Farmers rely on irrigation, but water is a limited resource and little is know about how to manage it best. NIWA has developed a hydrology and soil science model to show how much to water, and when, to get the best results.
Key findings
- Increasing demands – now and in the future – threaten the sustainability of irrigation for agriculture.
- The TopNet hydrology model uses ‘scenarios’ to enable experimentation with water supply and demand.

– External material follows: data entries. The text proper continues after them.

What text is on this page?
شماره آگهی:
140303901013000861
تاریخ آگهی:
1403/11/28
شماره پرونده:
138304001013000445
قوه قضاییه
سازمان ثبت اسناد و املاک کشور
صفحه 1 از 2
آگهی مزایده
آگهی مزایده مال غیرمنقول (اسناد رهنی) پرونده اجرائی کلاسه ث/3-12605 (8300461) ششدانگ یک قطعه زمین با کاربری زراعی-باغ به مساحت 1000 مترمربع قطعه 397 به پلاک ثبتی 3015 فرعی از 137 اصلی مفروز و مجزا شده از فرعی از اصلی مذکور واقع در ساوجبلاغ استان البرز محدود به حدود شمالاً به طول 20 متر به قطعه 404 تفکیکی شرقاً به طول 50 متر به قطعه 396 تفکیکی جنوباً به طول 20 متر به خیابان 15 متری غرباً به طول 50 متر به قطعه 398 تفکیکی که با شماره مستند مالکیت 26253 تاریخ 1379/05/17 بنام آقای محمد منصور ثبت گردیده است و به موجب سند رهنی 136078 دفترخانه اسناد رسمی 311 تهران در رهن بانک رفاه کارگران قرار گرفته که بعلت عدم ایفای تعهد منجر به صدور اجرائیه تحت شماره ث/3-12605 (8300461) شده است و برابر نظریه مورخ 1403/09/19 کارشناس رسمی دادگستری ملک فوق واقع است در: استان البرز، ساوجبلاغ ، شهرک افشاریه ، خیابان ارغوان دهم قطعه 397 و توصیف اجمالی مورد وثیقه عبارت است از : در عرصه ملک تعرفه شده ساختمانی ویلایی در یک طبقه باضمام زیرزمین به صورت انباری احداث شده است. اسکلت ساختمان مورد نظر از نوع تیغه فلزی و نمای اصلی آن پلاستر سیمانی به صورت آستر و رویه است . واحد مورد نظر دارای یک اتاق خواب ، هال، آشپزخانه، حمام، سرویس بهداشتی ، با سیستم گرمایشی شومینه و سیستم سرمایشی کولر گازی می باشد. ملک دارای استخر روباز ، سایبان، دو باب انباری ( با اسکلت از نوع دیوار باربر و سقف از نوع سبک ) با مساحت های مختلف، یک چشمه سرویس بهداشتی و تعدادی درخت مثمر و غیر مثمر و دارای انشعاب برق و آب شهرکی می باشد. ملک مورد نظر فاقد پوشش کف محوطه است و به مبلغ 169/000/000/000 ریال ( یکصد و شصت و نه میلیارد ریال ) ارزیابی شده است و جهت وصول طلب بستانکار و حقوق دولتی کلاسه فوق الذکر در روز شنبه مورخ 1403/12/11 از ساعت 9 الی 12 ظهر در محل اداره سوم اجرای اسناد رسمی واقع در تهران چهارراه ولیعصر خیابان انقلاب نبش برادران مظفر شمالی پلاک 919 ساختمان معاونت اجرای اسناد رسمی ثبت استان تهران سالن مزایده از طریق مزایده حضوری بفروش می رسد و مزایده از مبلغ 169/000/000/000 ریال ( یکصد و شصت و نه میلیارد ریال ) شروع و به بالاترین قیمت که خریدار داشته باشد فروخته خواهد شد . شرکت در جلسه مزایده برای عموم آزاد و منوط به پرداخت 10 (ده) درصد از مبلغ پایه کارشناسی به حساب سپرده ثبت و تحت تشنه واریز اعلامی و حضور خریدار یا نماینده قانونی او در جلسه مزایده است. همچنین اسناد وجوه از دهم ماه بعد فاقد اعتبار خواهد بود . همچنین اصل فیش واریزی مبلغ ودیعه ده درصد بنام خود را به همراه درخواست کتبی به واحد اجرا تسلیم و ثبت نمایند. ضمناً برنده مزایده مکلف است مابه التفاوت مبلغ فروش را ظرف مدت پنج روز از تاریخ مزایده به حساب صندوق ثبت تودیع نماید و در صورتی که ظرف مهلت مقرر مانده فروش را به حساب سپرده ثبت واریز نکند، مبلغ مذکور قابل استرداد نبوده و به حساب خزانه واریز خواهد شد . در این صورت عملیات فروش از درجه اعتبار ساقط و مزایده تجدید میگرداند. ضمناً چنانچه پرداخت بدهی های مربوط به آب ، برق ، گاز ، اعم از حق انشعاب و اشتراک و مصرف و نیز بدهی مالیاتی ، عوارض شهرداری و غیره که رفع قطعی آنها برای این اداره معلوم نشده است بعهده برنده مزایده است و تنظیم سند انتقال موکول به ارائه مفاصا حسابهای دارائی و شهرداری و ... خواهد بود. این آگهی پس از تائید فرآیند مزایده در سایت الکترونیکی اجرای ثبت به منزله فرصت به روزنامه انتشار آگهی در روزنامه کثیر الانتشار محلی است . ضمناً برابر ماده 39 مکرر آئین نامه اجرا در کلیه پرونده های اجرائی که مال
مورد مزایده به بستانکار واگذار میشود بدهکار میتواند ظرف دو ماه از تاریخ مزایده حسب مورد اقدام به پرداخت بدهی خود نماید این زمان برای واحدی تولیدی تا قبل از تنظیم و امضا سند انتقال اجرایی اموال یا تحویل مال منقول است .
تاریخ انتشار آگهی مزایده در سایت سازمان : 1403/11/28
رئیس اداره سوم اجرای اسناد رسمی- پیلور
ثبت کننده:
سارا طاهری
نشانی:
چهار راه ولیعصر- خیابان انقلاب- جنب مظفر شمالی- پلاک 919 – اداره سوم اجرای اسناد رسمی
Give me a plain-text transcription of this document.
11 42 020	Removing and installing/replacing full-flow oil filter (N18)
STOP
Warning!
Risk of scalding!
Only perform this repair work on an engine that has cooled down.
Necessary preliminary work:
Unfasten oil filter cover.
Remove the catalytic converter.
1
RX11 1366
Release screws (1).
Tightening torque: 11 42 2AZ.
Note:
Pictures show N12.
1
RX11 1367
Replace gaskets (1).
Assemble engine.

- With the monitor-match-manage, or 3M scenario, we were able to conserve water and improve the usefulness of irrigation.
The problem
For farmers, irrigation provides insurance against weather failure. It also improves the marketability and market value of produce. However, reliability of water supply can substantially affect the likelihood of success of a crop. This reliability is influenced not only by the availability of water within a catchment but also the demands for its use.
Many of the current demands on water resources have resulted directly from changes in agricultural activities. For example, conversion of a farm from sheep to dairy, or increasing herd size to increase returns, can significantly alter irrigation requirements. In addition to these demands, predicted changes in rainfall availability associated with climate change may influence the sustainability of irrigation. Predictions such as warmer climatic conditions and reduced rainfall during growing seasons in future years suggest that meeting the demands for irrigation will be even more challenging.
In this project, we addressed these issues using a modelling approach which combines an understanding of hydrology and soil science.
The solution
For efficient and effective irrigation, farmers need to know when and how much water to apply to a field. This decision is often based simply on the availability of water for irrigation. To calculate the water available in various locations – soil, lakes, streams – over time we used the TopNet hydrology model. In simple terms, TopNet is a catchment water-balance calculator. Using this computer-based model we can test scenarios based on specific ‘variables’, such as size of reservoir, amount and timing of rainfall, size of the catchment, amount and timing of irrigation, and so forth. Our model allows us to calculate how these variables will interact over time.
We tested two scenarios in which we continuously simulated the water storage status of an irrigation reservoir, the soilwater (moisture) in the irrigated fields, and the fate of the irrigation water supplied. We set our two scenarios in a South Island agricultural catchment and ran the model over four irrigation seasons, 2000 to 2004.
In Scenario 1 (‘unmanaged’ irrigation) water is applied in a fixed cycle and fixed amount. This is typical of flood irrigation, where water is supplied every two or three weeks to the farmer through irrigation races. In this scenario, uncertainty of timing and amount of irrigation, associated with the availability of water, is investigated. In Scenario 2 (‘managed’ irrigation), we introduced a management variable – crop-available soilwater – to control the timing, demand, and irrigation availability.
The result
Under the ‘unmanaged’ conditions of Scenario 1, we found that only a quarter of the water supplied early in the irrigation cycle, during the wet spring season, was stored in the soil for crop use; the rest was lost to streams and groundwater. As the irrigation season progressed, there was less and less water available in the reservoir for irrigation; by summer there was less than a tenth of the water that the modelled agricultural system demanded. This led to extreme dry conditions, where the soilwater available for crop use was reduced to zero. This severe condition recurred every summer in the four years that we modelled.
In Scenario 2 (‘managed’ irrigation) we used the 3M approach – monitor-match-manage - to better manage and conserve water. Irrigation demand and supply were limited to those times when the crop-available soilwater fell below 30% of its capacity, and the irrigation was stopped when it reached 80% of the capacity. We found that this approach reduced the irrigation frequency by a third compared with the unmanaged scenario, and completely eliminated the irrigation losses to streams and groundwater. All irrigation demands were met. Reducing irrigation frequency meant not only that the reservoir was not depleted, but also conserved power where irrigation water had to be pumped. This approach saves dollars as well as ensuring crops get enough water.